Let's say you are creating a census application for Canada. Your partition key is going to be the province or territory name, of which there are 13 total iirc. You load the initial data in and all is fine. You open it up for users to come in. Everything is going ok, but hit the evening when everyone is home and just got a card saying they should go to your site. Well, where are the population centers in Canada? Ontario and Quebec have the most and they just so happen to be in the same table partition. Oops. Yes, adaptive capacity will try and save you, but in short order there are now 10s of thousands of people (or more) trying to use your site. That partition is now hot as it hits the 3000 IOPS per partition quota with just one section of Toronto online. DynamoDB is already trying to move items to other partitions and creating more to save you from your blunder, but your users are already getting throttled. You chose poorly. Twitter/reddit/etc is now erupting with nasty comments I shall not quote here. Meanwhile the partition that has Prince Edward Island and Yukon in it is not doing much at all. If you had picked a different partition key or used write sharding with the province/territory name, items would be more evenly spread and this would not be a problem.

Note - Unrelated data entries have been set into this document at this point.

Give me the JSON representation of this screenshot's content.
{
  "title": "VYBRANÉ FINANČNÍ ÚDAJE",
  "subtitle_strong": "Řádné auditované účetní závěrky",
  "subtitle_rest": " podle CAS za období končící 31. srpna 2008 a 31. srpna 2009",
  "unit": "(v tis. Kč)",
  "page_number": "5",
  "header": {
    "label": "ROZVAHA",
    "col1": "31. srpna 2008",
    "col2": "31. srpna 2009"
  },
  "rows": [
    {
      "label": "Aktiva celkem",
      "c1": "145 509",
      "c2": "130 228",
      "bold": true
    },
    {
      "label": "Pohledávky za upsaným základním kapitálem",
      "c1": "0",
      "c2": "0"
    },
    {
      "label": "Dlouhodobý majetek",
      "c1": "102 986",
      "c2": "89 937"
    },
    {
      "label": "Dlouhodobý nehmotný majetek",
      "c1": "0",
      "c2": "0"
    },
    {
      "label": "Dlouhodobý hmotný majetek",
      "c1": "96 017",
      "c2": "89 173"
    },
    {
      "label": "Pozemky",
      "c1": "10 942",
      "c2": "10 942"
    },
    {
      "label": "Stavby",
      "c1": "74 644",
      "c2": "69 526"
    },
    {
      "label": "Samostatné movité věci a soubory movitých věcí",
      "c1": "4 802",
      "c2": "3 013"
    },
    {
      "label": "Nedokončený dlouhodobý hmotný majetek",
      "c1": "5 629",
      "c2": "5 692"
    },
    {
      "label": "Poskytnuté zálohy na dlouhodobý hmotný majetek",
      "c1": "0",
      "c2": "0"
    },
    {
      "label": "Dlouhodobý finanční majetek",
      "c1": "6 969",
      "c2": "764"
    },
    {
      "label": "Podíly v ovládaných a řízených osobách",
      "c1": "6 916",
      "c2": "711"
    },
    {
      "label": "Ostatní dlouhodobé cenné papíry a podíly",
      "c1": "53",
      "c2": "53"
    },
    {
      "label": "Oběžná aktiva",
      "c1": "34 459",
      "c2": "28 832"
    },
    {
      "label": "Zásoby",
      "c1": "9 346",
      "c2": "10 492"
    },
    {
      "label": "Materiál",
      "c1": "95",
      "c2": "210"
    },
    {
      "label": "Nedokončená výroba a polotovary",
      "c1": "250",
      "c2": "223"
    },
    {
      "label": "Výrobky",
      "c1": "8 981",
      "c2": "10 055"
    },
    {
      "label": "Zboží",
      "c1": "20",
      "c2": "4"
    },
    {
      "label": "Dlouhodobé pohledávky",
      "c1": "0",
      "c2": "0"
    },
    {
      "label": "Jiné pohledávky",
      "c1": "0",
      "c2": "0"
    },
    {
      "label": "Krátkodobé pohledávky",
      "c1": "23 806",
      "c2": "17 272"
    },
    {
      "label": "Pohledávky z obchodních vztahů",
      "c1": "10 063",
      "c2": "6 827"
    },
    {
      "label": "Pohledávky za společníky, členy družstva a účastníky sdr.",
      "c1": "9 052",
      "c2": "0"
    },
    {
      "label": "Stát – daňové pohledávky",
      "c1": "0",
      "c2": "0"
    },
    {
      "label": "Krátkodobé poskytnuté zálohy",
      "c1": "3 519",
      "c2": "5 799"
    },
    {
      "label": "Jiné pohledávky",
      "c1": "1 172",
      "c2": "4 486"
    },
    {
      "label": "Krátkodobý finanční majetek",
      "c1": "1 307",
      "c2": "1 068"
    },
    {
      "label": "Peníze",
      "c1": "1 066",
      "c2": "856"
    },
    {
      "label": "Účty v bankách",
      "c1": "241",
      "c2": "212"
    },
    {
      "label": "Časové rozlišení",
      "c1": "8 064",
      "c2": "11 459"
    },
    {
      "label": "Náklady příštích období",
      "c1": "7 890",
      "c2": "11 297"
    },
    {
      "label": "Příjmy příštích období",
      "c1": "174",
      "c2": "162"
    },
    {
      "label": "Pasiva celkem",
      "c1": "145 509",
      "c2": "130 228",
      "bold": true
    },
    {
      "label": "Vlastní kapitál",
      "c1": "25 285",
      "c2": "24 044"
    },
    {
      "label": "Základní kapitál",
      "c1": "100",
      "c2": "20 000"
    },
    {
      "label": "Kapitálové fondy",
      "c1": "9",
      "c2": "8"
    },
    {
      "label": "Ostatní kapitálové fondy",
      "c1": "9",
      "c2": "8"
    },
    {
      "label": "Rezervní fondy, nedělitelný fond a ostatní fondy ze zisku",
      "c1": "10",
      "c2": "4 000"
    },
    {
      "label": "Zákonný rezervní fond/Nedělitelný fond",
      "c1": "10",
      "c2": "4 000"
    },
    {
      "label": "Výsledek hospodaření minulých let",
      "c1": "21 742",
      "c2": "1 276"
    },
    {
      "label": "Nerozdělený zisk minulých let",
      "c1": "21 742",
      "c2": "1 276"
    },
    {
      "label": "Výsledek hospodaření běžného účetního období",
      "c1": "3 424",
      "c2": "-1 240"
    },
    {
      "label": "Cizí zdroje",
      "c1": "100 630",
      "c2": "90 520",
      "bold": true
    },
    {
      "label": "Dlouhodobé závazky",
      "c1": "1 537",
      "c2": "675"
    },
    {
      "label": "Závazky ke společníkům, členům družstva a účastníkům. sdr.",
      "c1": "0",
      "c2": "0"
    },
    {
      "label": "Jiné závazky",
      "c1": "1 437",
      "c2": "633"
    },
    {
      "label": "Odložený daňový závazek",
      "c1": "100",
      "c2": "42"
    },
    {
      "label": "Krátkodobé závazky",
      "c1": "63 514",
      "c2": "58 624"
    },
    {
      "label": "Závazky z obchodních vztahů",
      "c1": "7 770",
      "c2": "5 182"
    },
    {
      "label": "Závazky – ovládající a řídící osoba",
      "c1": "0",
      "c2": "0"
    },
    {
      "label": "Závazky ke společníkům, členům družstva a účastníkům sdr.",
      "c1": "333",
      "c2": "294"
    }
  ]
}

That said, in another scenario, with a lightly used application and low cardinality PK, all might be well. As that app scales, that is when your blunder will become apparent. If it will never scale then it might be fine…by why hassle with that?
Hopefully you get the point. Also, this kind of thing is not unique to DynamoDB. I have worked with plenty of other databases that do partitioning where this could be a problem. At least DynamoDB is smart enough to try and save you from your blunder over time for you, but why set yourself up for problems?